If you had to make a choice between buying food or paying your bills, what choice would you make? This is the dilemma millions of Americans face. According to a recent report in USA Today, eight million Baby Boomers between the ages of 50 and 64 are especially vulnerable because they are not eligible for federal programs.
Over the past three years, more than 46 million people have been on the SNAP (Supplemental Nutrition Assistance Program), an all time high, while Congress passes laws to cut the program. The latest statistics from 2013 show that 49.1 million Americans have trouble putting food on the table, affecting 20 million children. Parents and grandparents report going hungry so their children and grandchildren can eat.
And yet, food is abundant. Our planet has seven billion people and produces enough food to feed 10 billion. The problem is that the food is privately owned, and many people do not have the money to buy it.
That private ownership of food by the giant conglomerates is in the way of feeding people is shown by the fact that 40 percent of what is produced in the US is not eaten and thrown out. Some of it never leaves the fields or is disposed of before delivery to the market. Businesses discard perfectly edible food in locked garbage bins with strict orders to workers not to take it or lose their jobs. Many of these workers are low wage and the very people going hungry. Food that is kept off the market lowers the supply and has the effect of raising the price of the food we buy. And the private owners cannot give away the food without threatening their ability to sell it.
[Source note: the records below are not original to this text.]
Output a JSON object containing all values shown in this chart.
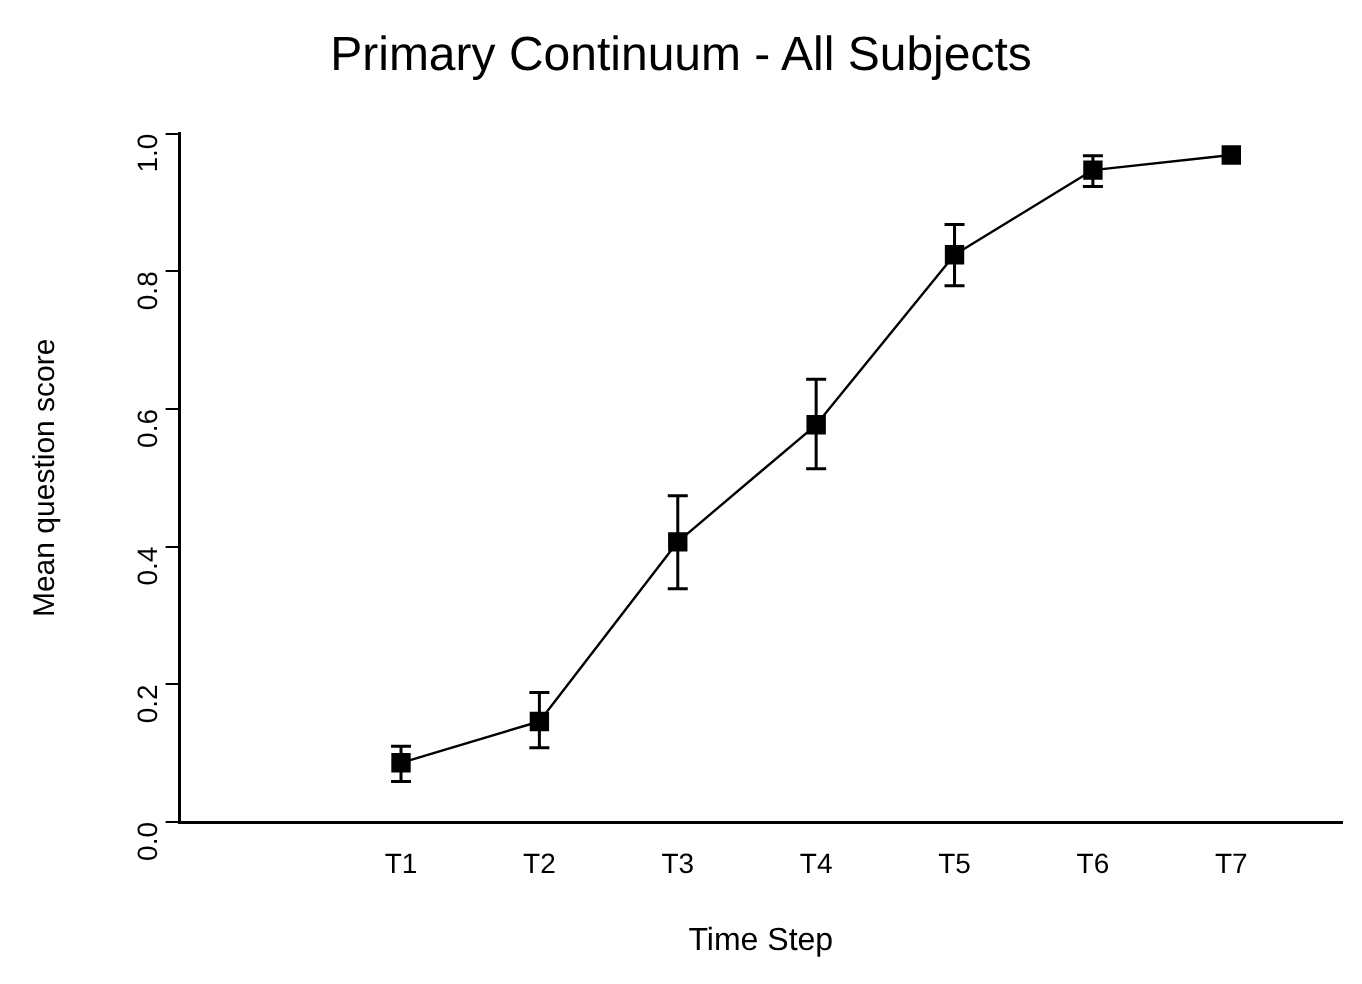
{
  "chart_data": {
    "type": "line",
    "title": "Primary Continuum - All Subjects",
    "xlabel": "Time Step",
    "ylabel": "Mean question score",
    "categories": [
      "T1",
      "T2",
      "T3",
      "T4",
      "T5",
      "T6",
      "T7"
    ],
    "series": [
      {
        "color": "#000000",
        "values": [
          0.086,
          0.146,
          0.407,
          0.577,
          0.824,
          0.947,
          0.969
        ],
        "errors": [
          [
            0.059,
            0.11
          ],
          [
            0.108,
            0.188
          ],
          [
            0.339,
            0.474
          ],
          [
            0.513,
            0.643
          ],
          [
            0.779,
            0.868
          ],
          [
            0.923,
            0.968
          ],
          null
        ]
      }
    ],
    "ylim": [
      0,
      1
    ],
    "yticks": [
      {
        "value": 0,
        "label": "0.0"
      },
      0.2,
      0.4,
      0.6,
      0.8,
      {
        "value": 1,
        "label": "1.0"
      }
    ],
    "marker": "square",
    "line_style": "solid",
    "grid": false,
    "legend": false
  }
}
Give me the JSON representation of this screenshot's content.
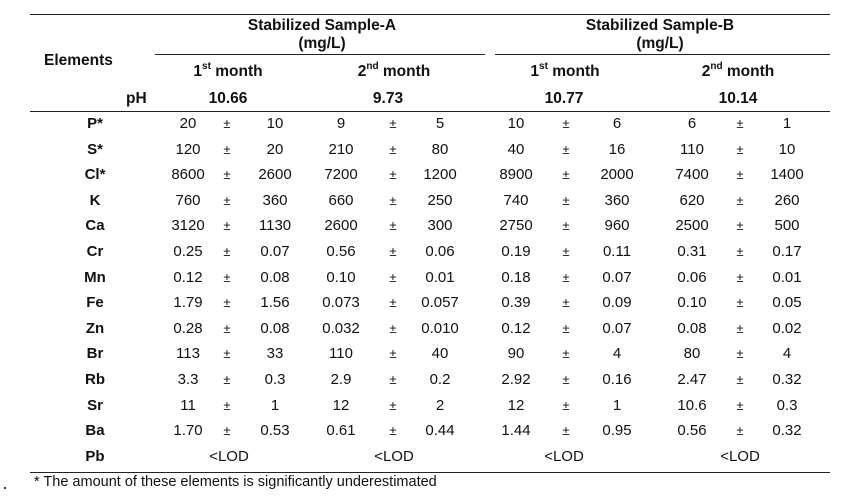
{
  "table": {
    "elements_header": "Elements",
    "ph_label": "pH",
    "groups": [
      {
        "title": "Stabilized Sample-A",
        "unit": "(mg/L)"
      },
      {
        "title": "Stabilized Sample-B",
        "unit": "(mg/L)"
      }
    ],
    "months": [
      {
        "num": "1",
        "sup": "st",
        "word": "month"
      },
      {
        "num": "2",
        "sup": "nd",
        "word": "month"
      },
      {
        "num": "1",
        "sup": "st",
        "word": "month"
      },
      {
        "num": "2",
        "sup": "nd",
        "word": "month"
      }
    ],
    "ph_values": [
      "10.66",
      "9.73",
      "10.77",
      "10.14"
    ],
    "pm": "±",
    "rows": [
      {
        "element": "P*",
        "cells": [
          [
            "20",
            "10"
          ],
          [
            "9",
            "5"
          ],
          [
            "10",
            "6"
          ],
          [
            "6",
            "1"
          ]
        ]
      },
      {
        "element": "S*",
        "cells": [
          [
            "120",
            "20"
          ],
          [
            "210",
            "80"
          ],
          [
            "40",
            "16"
          ],
          [
            "110",
            "10"
          ]
        ]
      },
      {
        "element": "Cl*",
        "cells": [
          [
            "8600",
            "2600"
          ],
          [
            "7200",
            "1200"
          ],
          [
            "8900",
            "2000"
          ],
          [
            "7400",
            "1400"
          ]
        ]
      },
      {
        "element": "K",
        "cells": [
          [
            "760",
            "360"
          ],
          [
            "660",
            "250"
          ],
          [
            "740",
            "360"
          ],
          [
            "620",
            "260"
          ]
        ]
      },
      {
        "element": "Ca",
        "cells": [
          [
            "3120",
            "1130"
          ],
          [
            "2600",
            "300"
          ],
          [
            "2750",
            "960"
          ],
          [
            "2500",
            "500"
          ]
        ]
      },
      {
        "element": "Cr",
        "cells": [
          [
            "0.25",
            "0.07"
          ],
          [
            "0.56",
            "0.06"
          ],
          [
            "0.19",
            "0.11"
          ],
          [
            "0.31",
            "0.17"
          ]
        ]
      },
      {
        "element": "Mn",
        "cells": [
          [
            "0.12",
            "0.08"
          ],
          [
            "0.10",
            "0.01"
          ],
          [
            "0.18",
            "0.07"
          ],
          [
            "0.06",
            "0.01"
          ]
        ]
      },
      {
        "element": "Fe",
        "cells": [
          [
            "1.79",
            "1.56"
          ],
          [
            "0.073",
            "0.057"
          ],
          [
            "0.39",
            "0.09"
          ],
          [
            "0.10",
            "0.05"
          ]
        ]
      },
      {
        "element": "Zn",
        "cells": [
          [
            "0.28",
            "0.08"
          ],
          [
            "0.032",
            "0.010"
          ],
          [
            "0.12",
            "0.07"
          ],
          [
            "0.08",
            "0.02"
          ]
        ]
      },
      {
        "element": "Br",
        "cells": [
          [
            "113",
            "33"
          ],
          [
            "110",
            "40"
          ],
          [
            "90",
            "4"
          ],
          [
            "80",
            "4"
          ]
        ]
      },
      {
        "element": "Rb",
        "cells": [
          [
            "3.3",
            "0.3"
          ],
          [
            "2.9",
            "0.2"
          ],
          [
            "2.92",
            "0.16"
          ],
          [
            "2.47",
            "0.32"
          ]
        ]
      },
      {
        "element": "Sr",
        "cells": [
          [
            "11",
            "1"
          ],
          [
            "12",
            "2"
          ],
          [
            "12",
            "1"
          ],
          [
            "10.6",
            "0.3"
          ]
        ]
      },
      {
        "element": "Ba",
        "cells": [
          [
            "1.70",
            "0.53"
          ],
          [
            "0.61",
            "0.44"
          ],
          [
            "1.44",
            "0.95"
          ],
          [
            "0.56",
            "0.32"
          ]
        ]
      },
      {
        "element": "Pb",
        "lod": "<LOD"
      }
    ],
    "footnote": "* The amount of these elements is significantly underestimated"
  }
}
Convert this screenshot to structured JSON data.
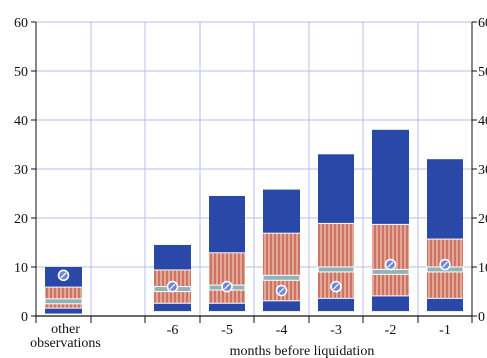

To the capitalist ruling class that owns the giant corporations, if our labor is not needed, we are worthless and can be starved or cast aside like yesterday’s news. Automation creates an abundance of food and other necessities, but eliminates jobs, lowers the value of labor, causes real wages to fall and cheapens life. If one earns their daily bread from money obtained through the sale of their labor power, and the value of their labor power is heading toward zero because the robot is doing the producing, then the system is going to push people into starvation.
It’s obvious that this cannot continue. It begs the moral question: Should a system that starves children and the elderly by the millions because they cannot afford to buy food be allowed to continue? As we ponder that question, some of us may naturally wish a return to earlier, less troubled days when good paying jobs were plentiful. But the jobs aren’t coming back. The corporations won’t pay workers to do what can be done faster and cheaper by automation.
The capitalists know it is just a matter of time before a serious demand is raised that government “of, for, and by the people” take over the corporations in order to feed “We The People.” We must start raising that demand now. Because, when that day comes we will have begun securing life and a happy future, not just for ourselves, but all of humanity.